Having demonstrated that the existing teaching building was working well, we instead proposed that the new building, Sandringham Central, accommodate the specialist nursery, pre-school and art spaces the school lacked. The new building replaces the old nursery, which was tucked away with its back to the street and the local residents it served. Sandringham Central is a friendly building that fits in with the scale of neighboring houses.
The design has given the school a new presence on Henderson Road; the improved street frontage formalizes a spacious, accessible entrance and waiting area, while the zinc cladding, lime-green window reveals and glazing at ground floor level make the school welcoming and visible in its community. The building also becomes the secure line, giving back what would have been the front garden to the pavement and reinstating the rhythm of terraced row. On the ground floor, the L-shaped nursery and pre-school accommodation have large sliding doors that can be opened completely to enhance the relationship between indoors and out.

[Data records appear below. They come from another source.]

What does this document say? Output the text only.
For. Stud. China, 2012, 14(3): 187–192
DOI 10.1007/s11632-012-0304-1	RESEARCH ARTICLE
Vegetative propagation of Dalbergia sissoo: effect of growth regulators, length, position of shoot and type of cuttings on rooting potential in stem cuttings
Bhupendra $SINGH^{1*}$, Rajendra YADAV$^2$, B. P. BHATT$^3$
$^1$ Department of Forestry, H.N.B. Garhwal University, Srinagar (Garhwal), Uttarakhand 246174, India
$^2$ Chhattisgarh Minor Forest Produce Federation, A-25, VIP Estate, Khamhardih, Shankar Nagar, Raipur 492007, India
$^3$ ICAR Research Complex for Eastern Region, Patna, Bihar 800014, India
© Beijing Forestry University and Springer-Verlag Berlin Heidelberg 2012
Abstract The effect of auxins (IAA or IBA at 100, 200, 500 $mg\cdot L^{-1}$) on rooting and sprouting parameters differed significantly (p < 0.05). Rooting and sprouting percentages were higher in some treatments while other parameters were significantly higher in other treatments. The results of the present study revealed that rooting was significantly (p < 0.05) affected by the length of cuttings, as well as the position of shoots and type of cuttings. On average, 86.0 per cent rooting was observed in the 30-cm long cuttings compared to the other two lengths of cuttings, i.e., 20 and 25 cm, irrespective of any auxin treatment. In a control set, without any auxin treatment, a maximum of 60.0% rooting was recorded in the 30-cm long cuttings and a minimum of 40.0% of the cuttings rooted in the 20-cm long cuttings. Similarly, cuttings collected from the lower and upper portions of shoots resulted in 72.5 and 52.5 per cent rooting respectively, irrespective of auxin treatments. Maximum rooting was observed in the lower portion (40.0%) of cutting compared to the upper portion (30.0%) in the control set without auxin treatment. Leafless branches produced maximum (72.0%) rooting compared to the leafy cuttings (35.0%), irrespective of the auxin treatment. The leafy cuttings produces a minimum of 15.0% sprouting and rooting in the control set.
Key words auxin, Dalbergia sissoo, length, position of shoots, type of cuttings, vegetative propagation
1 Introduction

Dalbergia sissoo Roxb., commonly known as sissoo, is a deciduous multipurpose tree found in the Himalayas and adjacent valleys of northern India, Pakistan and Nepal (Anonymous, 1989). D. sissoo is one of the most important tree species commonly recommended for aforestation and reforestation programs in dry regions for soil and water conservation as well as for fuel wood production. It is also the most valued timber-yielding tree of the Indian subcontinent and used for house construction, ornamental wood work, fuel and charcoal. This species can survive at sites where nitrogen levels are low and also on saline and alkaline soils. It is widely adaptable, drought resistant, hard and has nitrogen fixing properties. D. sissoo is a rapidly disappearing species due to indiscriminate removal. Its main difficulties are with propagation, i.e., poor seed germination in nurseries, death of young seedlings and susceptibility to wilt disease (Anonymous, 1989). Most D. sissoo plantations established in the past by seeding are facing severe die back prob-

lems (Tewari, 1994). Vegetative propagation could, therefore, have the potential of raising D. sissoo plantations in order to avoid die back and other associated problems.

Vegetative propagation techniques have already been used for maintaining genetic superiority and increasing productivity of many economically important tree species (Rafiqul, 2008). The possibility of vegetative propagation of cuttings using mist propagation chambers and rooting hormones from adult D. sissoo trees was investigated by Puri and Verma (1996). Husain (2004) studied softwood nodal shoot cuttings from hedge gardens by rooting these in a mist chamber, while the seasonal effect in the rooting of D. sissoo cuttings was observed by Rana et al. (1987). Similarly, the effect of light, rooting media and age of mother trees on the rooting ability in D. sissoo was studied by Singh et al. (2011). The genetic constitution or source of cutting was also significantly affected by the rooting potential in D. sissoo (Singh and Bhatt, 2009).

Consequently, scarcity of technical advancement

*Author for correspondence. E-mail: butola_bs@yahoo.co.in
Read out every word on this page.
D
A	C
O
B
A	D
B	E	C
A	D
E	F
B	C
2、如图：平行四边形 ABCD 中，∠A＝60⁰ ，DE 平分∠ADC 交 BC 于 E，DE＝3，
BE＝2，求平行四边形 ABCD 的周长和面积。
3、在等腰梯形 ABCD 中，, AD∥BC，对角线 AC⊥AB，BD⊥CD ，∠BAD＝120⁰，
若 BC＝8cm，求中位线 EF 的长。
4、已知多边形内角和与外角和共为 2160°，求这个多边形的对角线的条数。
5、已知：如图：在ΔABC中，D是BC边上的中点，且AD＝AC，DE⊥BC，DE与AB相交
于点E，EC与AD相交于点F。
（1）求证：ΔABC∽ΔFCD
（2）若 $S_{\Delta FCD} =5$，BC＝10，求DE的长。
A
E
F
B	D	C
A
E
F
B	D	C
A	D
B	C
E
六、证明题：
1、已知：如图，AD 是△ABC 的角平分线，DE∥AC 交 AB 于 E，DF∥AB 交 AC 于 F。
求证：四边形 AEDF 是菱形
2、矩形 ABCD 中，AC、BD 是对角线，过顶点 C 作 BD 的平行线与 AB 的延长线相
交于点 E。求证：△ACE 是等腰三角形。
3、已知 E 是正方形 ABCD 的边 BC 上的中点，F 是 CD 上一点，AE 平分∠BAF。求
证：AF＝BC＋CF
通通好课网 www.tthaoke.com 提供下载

They spill out to covered and open-air spaces for outdoor learning and play, something the nursery was very keen to offer. The school’s older pupils access the first-floor classrooms up an external amphitheater stair that links the Victorian main school building with generous art, music and drama rooms that belie the domestic scale of the new building. Long rooflights flood these classrooms with light, and the children love the timber-lined music and dance spaces, and pitch-roofed form.